After dinner Abdul Wahed's wife sits down next to me, adjusts her veil over her shiny dark braids, and pours me another glass of tea. She is happy to talk to me, as it has been a long time since the family has had a female guest. Around me the children prepare for the night. A fluffy gray kitten slumbers under the stove, and for a moment I forget that we are in a land at war.

JUST AFTER DAWN the rumble of distant artillery fire shatters the frosted crystal morning. To my surprise, no one reacts. They have grown used to the sounds of war. But Abdul Wahed's eldest son, a handsome quick-minded boy of about 12, begins drawing on the side of the black metal stove with apiece of chalk: a jet, looking rather like a paper plane, and short dashes representing the bombs it drops.

My escorts take a chance, and we cross the open valley by day. Walking through the wide, flat valley is like walking in a bad dream of a deserted land. At this time of year the land is all gray and brown, except where odd patches of snow lie, and the trees are bare but for a few limp yellow leaves. Large bomb craters pock fields that this year bore no harvest. In deserted villages a few houses stand among heaps of rubble.

I walk with the two men who have been specially detailed to accompany me by Syed Ishaq Gailani, a mujahidin commander who has for several years been a close friend of my family. One of the fighters, Bahram Jan, is perhaps 40, a big man with a commanding voice who used to buy cars in Kabul and sell them in Jaji. He is a font of war stories: These ruins were an Afghan government post till the mujahidin took it last year. Over there, in the field, are three tanks the mujahidin destroyed. And don't step back for that photograph, the area is mined!

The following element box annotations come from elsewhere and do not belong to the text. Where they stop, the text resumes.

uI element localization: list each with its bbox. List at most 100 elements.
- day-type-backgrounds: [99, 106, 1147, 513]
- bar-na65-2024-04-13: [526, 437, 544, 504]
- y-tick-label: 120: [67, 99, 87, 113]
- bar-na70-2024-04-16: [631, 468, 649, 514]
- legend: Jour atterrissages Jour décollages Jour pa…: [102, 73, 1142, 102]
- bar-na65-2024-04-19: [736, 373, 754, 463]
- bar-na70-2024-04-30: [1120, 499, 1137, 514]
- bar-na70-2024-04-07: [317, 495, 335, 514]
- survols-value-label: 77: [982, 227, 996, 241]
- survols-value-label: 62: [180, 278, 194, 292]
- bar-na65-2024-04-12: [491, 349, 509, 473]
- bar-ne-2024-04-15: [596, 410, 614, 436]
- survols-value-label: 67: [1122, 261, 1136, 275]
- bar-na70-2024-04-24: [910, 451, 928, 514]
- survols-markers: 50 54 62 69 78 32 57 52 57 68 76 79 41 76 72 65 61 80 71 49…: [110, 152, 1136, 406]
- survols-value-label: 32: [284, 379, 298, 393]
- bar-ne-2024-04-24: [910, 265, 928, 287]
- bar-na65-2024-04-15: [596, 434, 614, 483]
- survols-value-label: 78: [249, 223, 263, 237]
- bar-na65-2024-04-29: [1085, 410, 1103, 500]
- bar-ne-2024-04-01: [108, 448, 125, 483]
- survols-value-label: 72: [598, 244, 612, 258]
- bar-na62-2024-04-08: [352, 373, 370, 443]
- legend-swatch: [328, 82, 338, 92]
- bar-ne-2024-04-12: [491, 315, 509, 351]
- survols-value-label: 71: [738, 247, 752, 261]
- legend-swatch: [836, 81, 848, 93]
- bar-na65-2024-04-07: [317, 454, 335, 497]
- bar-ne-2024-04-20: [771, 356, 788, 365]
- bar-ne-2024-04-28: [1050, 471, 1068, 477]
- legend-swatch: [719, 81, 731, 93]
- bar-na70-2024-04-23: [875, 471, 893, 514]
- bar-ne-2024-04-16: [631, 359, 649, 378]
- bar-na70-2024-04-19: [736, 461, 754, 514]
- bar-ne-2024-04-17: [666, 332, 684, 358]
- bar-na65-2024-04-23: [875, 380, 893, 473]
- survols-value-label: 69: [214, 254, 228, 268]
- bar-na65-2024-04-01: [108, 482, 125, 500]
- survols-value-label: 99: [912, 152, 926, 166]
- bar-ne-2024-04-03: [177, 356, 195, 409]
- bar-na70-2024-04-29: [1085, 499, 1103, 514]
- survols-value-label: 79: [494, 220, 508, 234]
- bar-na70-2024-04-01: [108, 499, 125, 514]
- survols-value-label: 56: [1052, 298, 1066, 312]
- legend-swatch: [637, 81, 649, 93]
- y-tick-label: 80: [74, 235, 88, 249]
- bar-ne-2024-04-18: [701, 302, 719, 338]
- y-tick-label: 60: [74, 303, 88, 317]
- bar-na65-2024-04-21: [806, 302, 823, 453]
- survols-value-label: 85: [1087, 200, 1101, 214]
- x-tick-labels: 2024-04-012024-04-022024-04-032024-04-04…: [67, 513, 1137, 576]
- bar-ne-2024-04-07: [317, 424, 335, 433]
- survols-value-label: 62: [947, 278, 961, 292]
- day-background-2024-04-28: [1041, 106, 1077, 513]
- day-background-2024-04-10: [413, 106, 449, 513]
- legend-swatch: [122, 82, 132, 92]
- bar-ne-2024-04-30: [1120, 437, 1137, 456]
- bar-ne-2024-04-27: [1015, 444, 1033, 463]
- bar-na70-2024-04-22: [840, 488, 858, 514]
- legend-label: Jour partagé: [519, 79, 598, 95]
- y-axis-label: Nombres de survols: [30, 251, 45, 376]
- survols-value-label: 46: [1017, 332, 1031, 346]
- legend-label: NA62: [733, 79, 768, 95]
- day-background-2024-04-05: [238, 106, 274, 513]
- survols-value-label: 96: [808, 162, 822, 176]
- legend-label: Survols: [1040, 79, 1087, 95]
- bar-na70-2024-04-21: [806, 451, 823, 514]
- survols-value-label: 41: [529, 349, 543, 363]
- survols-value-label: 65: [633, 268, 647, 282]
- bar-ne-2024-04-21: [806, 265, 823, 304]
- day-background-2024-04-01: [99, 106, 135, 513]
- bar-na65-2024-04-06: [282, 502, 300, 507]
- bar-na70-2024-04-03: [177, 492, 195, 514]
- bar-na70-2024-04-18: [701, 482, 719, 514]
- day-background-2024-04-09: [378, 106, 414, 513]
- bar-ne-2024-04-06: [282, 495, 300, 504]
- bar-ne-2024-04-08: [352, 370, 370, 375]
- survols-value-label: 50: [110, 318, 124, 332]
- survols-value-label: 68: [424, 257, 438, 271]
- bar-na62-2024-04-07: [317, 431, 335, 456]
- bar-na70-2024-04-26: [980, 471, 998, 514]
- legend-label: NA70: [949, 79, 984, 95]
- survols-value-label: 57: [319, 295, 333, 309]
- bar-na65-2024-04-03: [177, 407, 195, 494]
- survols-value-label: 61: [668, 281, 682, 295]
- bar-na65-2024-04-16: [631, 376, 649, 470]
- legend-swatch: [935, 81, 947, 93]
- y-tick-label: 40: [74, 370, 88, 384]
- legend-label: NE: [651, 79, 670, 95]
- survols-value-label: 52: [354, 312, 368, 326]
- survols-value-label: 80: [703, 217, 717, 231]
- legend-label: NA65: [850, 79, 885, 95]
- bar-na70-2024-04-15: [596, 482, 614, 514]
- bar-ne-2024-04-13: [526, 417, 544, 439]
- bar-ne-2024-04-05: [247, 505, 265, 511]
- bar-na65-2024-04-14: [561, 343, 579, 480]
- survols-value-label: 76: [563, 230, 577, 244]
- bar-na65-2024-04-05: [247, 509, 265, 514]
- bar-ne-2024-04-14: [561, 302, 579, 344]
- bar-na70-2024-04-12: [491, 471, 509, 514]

His friend Mustafa's manner is quieter, though at 29 he has been a fighter for six years. He is a Tajik from Jalalabad, a city on the road from Kabul to Pakistan. Until he joined the mujahidin, he was a clerk in a government ministry in Kabul.

On this dusty dirt road, one of the main supply routes of the mujahidin, we pass several parties of men coming from distant fronts. They exchange greetings with my companions and stop for a few moments to tell news of Kabul, or Kunduz in the north. Near the battlefields the mujahidin seem relaxed, unconcerned with the rivalries and disunity that plague Afghan parties in exile in Pakistan. Later Bahram Jan will tell me the story of Commander Mohammed Naim, from the nearby village of Ali Khel, who one week before had been severely wounded while leading an attack that had resulted in the capture of 50 Afghan government soldiers. Naim belongs to a different party, but, says Bahram Jan, everyone loves the legendary young hero who began fighting when he did not yet have a beard.

Outside a village, near a bomb crater, we talk to a group of battle-weary men from Kabul. The bombing is on the other side of Ali Khel today, one says stoically, but just two days ago this area was heavily bombed. Round a bend in the middle of the road are the fly-encrusted remains of a camel. "See, they are killing even the animals," says Mustafa angrily, "everything that they see, everything that can feed the mujahidin or carry supplies for us."